Monday, August 25, 2014

The Truth About Nikola Tesla

There's something on the internet called "Godwin's Law", which basically says that if an argument goes on long enough, someone will eventually bring up Hitler and/or the Nazis.  Similarly, in any discussion involving limitless free energy, someone will eventually bring up Nikola Tesla - and probably the Nazis as well (to describe you, when you tell them what idiots they are).

First, let's examine who Nikola Tesla really was - in the real world, where we all live. Tesla was one of the most brilliant and iconoclastic inventors of the late 19th and early 20th century.  He was born in the Austrian Empire in 1856 in what is now Croatia; however, he's ethnically Serbian, which is why he's on modern day Serbia's 100 dinar bill.

His research focused on electricity - specifically high voltage and high frequency electricity.  His most significant single contribution is arguably the realization that alternating current "AC" is a much more efficient way to distribute electrical power than direct current "DC", which was favored by Edison. This led to a protracted argument with Edison, which Tesla eventually won.  The key victory was when Tesla and Westinghouse won the contract to supply the lighting for the Columbian Exposition in Chicago in 1893.

A fight he never really won was his fight to get credit for the invention of radio.  Tesla lectured about the possibility of using electromagnetic waves to transmit information as far back as 1893, and he designed a remote-controlled boat in 1898, which he tried to sell to the government.  In 1900, Tesla patented  a "system of transmitting electrical energy" and "an electrical transmitter".  When Marconi claimed to have "invented" radio in 1901, Tesla challenged him in court.  The courts issued a series of contradictory rulings, but whatever the legal standing, history remembers Marconi rather than Tesla as the father of radio.  This arguably helped trigger the bitterness that characterized Tesla's later life.

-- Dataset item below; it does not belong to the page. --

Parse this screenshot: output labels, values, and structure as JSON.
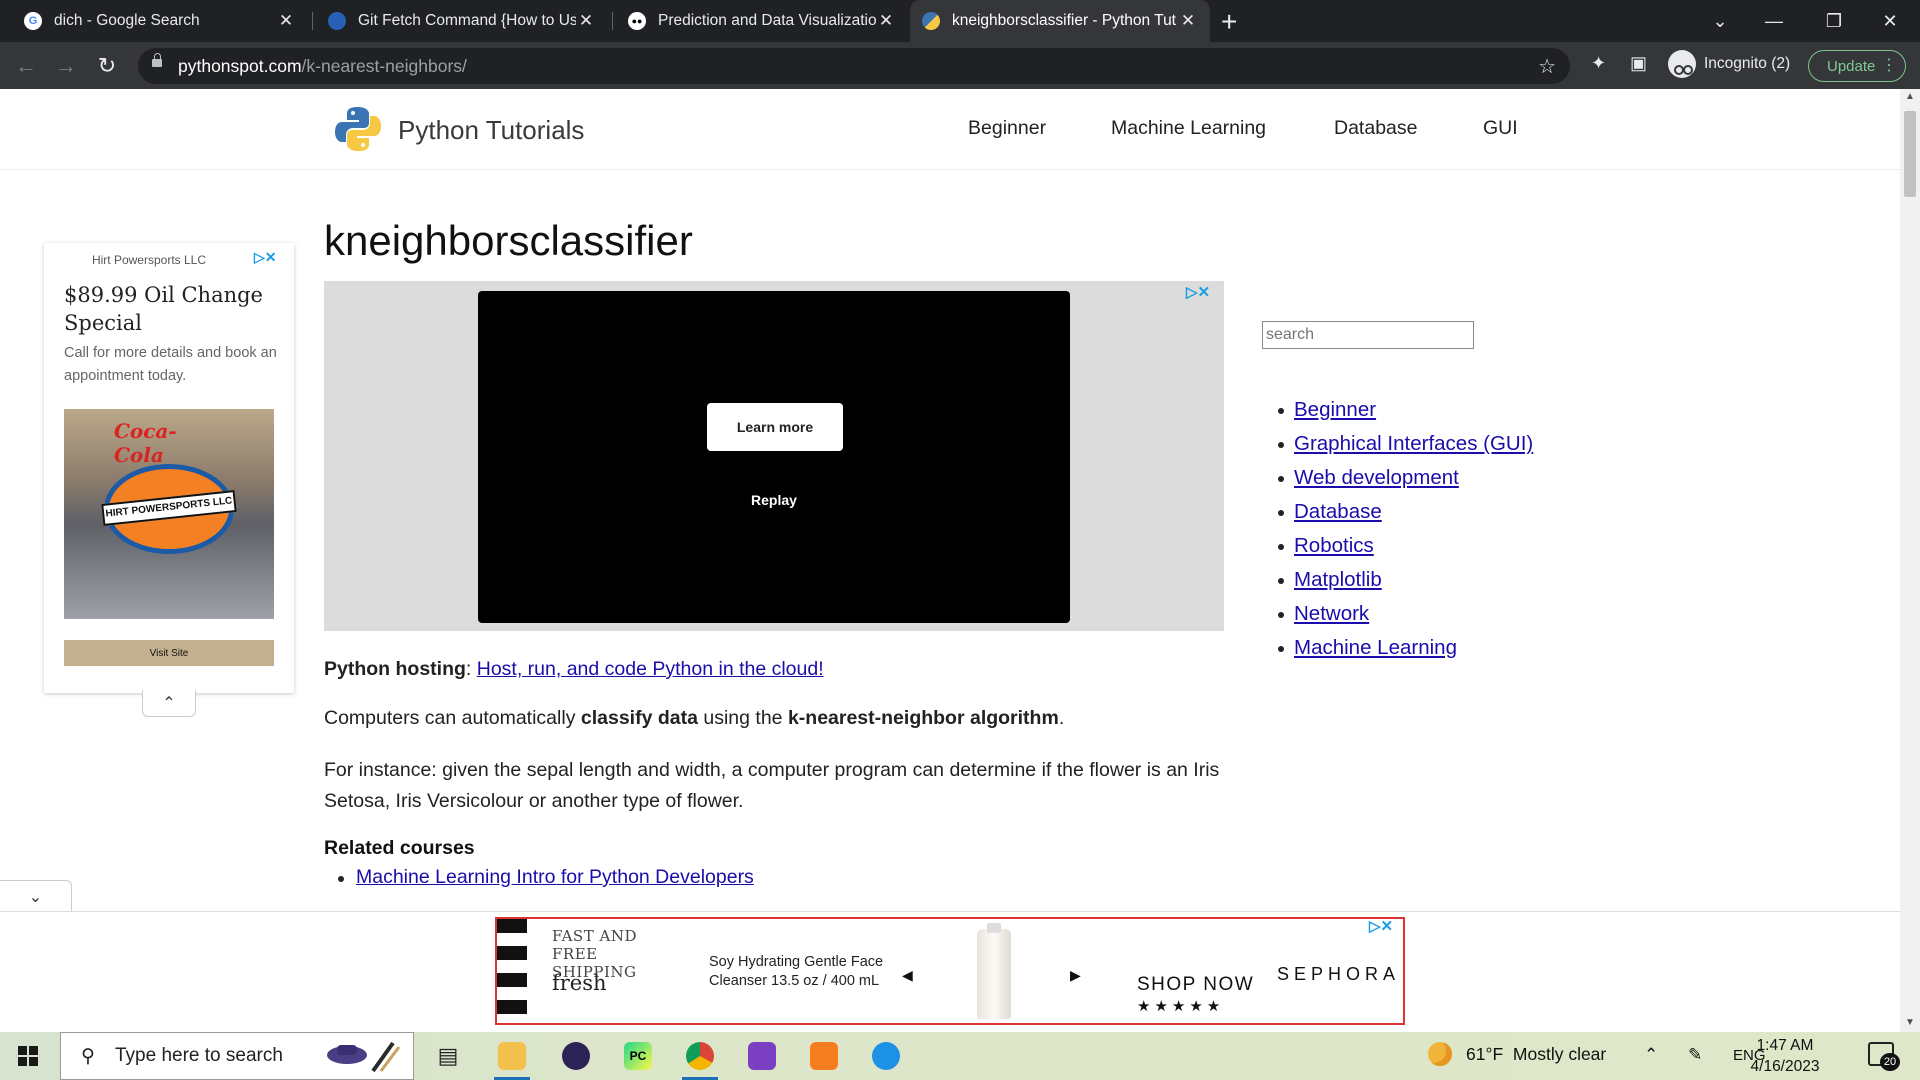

Tesla was obsessed with the idea of transmitting power using high frequency electromagnetic waves, and he designed and built an enormous tower to do so, called the "Wardenclyffe Tower" to do so.  There's nothing impossible or mysterious about this concept.  It's just that it's not economically viable.  Imagine if you had a bar that served beer by spraying it out of a sprinkler and then you would drink whatever you could catch in your glass.  It would be a lot of fun, but the bar could only make money if they either got their beer for free or the charge one hell of a lot for the glass.  It's the same way with transmitting power.  Most of the power would simply radiate away into space.  It would only work if electricity were too cheap to bother metering.

Tesla had other ideas for for energy, none of which would have worked.  In 1901, Tesla filed a patent for an "Apparatus for the utilization of radiant energy".  This was simply an antenna designed to capture ambient electromagnetic energy.  The problem is that this energy doesn't exist at a level that would be useful in any way.  Nevertheless, generations of free energy enthusiasts have latched onto this as one of Tesla's many contributions that have been lost or were stolen from us.  Of course, it hasn't gone anywhere.  All the drawings are still there at the patent office.  They simply don't work.

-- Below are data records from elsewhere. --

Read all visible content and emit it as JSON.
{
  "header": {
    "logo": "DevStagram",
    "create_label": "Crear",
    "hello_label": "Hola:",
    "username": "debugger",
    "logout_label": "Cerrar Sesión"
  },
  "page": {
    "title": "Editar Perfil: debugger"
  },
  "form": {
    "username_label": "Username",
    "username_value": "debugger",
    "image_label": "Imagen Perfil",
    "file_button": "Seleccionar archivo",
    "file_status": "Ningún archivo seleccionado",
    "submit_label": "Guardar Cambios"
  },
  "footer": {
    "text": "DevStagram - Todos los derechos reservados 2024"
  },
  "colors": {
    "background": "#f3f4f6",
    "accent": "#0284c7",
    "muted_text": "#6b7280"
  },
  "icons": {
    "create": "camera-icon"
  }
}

Tesla's ideas go beyond free energy.  Late in life, he proposed the idea of a particle beam weapon, which he referred to as "Teleforce".  Like his free energy device, all the drawing still exist, and also like the free energy device, it simply doesn't work.

Adding to Tesla's mystique is the fact that upon his death, the FBI order the seizure of all of his personal papers.  It's likely that the FBI believed Tesla's claims about his particle beam weapons, and seized his papers in the interest of national security. This has fueled decades of speculation about what was in the writings; however, given the nature of the things that are known, it's highly unlikely there were any major secrets in the lost material.

The fact is, everything Tesla did is well understood - not only in light of modern physics, but in terms of physics at the time.  In contrast, his more outlandish claims would require a significant modification of physics as we understand it.

It's unfortunate that someone who made as many genuine contributions to our lives as Nikola Tesla is instead remembered by so many for his more outrageous and unsubstantiated claims.